Поезд ли пришел раньше, или время прибытия Ольга Сергеевна недослышала. В телефоне что-то хрипело, шуршало, и родной голос прорывался сквозь эту какофонию с трудом. Так или иначе в вагонах было уже пусто. Девятый вал прибывших покатился навстречу ей, подхватил и понес обратно к вокзалу. Ольге Сергеевне досталось углом чемодана по ребрам, колесом багажной тележки
по ногам, но она не замечала ничего и все тянула и тянула шею вверх, пытаясь разглядеть мужа в текущей реке толпы. «Наверно, я сейчас похожа на жирафа», — подумала она про себя. Муж ее, Олег Валентинович, возвращался из сибирского лагеря, где провел долгих двенадцать лет. Сидел все эти годы, так и не зная за что. Когда выпускали по реабилитации, спросил — начальник ответил: «За лень. Один анекдот рассказывал, двое слушали, а доложил, куда надо, один. Но не ты — вот тебе и вся недолга, весь хрен до копейки».

Теперь все забылось: как унижалась в чиновничьих кабинетах, пытаясь хоть что-то узнать о судьбе врага народа. Как мыкалась долгими часами около тюрем в стоячих очередях для передачи. Чтобы услышать из окошка казенный голос: «Такого не значится, отвали».

Как она стала «ч. с.», членом семьи врага народа. Соответственно даже со скромной должности бухгалтера ее уволили и перевели в уборщицы, и за то спасибо. Можно считать, что ей сказочно повезло: многие «ч. с.» прошли через допросы, пытки и получили лагерные сроки за недоносительство или как сообщницы. Бывшие друзья, встретив ее на улице, шарахались как от зачумленной
и, пряча глаза, пробегали мимо, не здороваясь. Квартиру «ч. с.» «уплотнили», вселив семью родни домоуправа.

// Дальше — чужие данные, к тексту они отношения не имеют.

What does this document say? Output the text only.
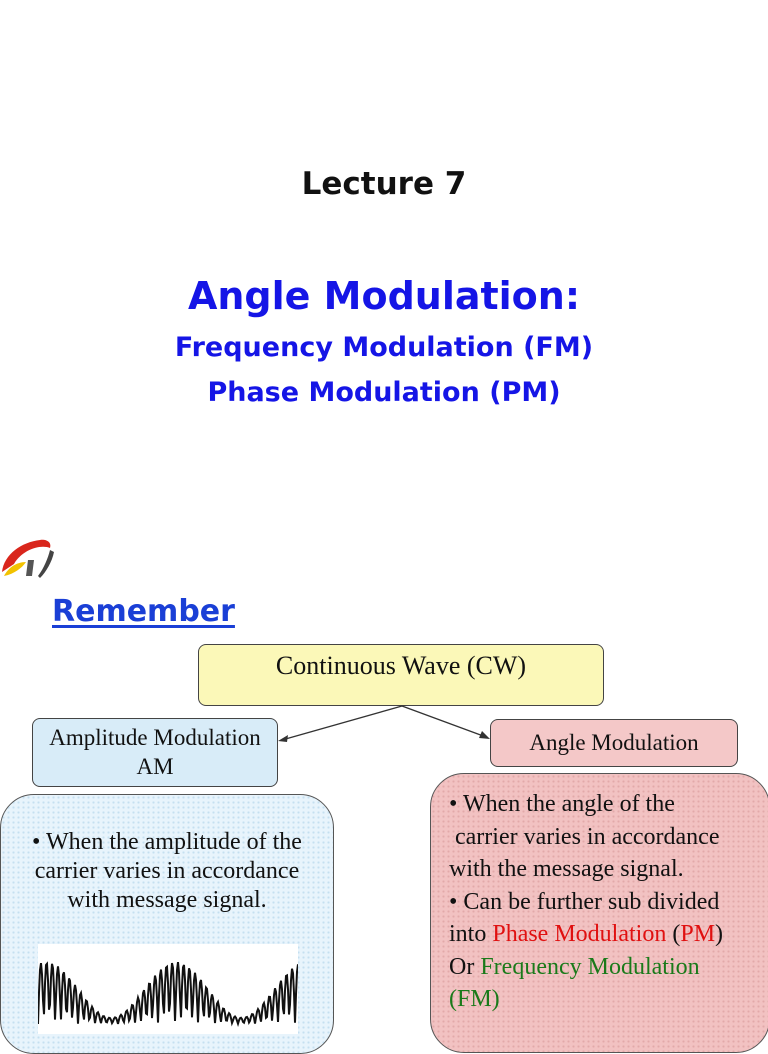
Lecture 7
Angle Modulation:
Frequency Modulation (FM)
Phase Modulation (PM)
Remember
Continuous Wave (CW)
Amplitude Modulation
AM
Angle Modulation
• When the amplitude of the
carrier varies in accordance
with message signal.
• When the angle of the
carrier varies in accordance
with the message signal.
• Can be further sub divided
into Phase Modulation (PM)
Or Frequency Modulation
(FM)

Ольге Сергеевне оставили самую маленькую комнату, девятиметровую.

«Главное, он жив, увижу его сегодня, все наладится, конец черных времен — счастье-то какое!» — «Че лыбишься, шалашовка?» — встречный, явный блатарь, сплюнул цигарку.  Водоворот толпы вынес Ольгу к лавочке у выхода из вокзала. «Ну что ж, буду ждать его здесь, все равно мимо не пройдет». Ожидание затянулось. Толпа схлынула, а его все не было и не было. Сидевший рядом мужчина  с землистым лицом, одетый будто  с чужого плеча, вел себя беспокойно, вертелся по сторонам, оглядывая прохожих. Ольга Сергеевна покосилась на соседа, и вдруг что-то до боли знакомое увиделось ей в повороте головы, в манере щуриться. Сердце у Ольги защемило: «Олег, ты? Мой Олежек!  Олеженька!»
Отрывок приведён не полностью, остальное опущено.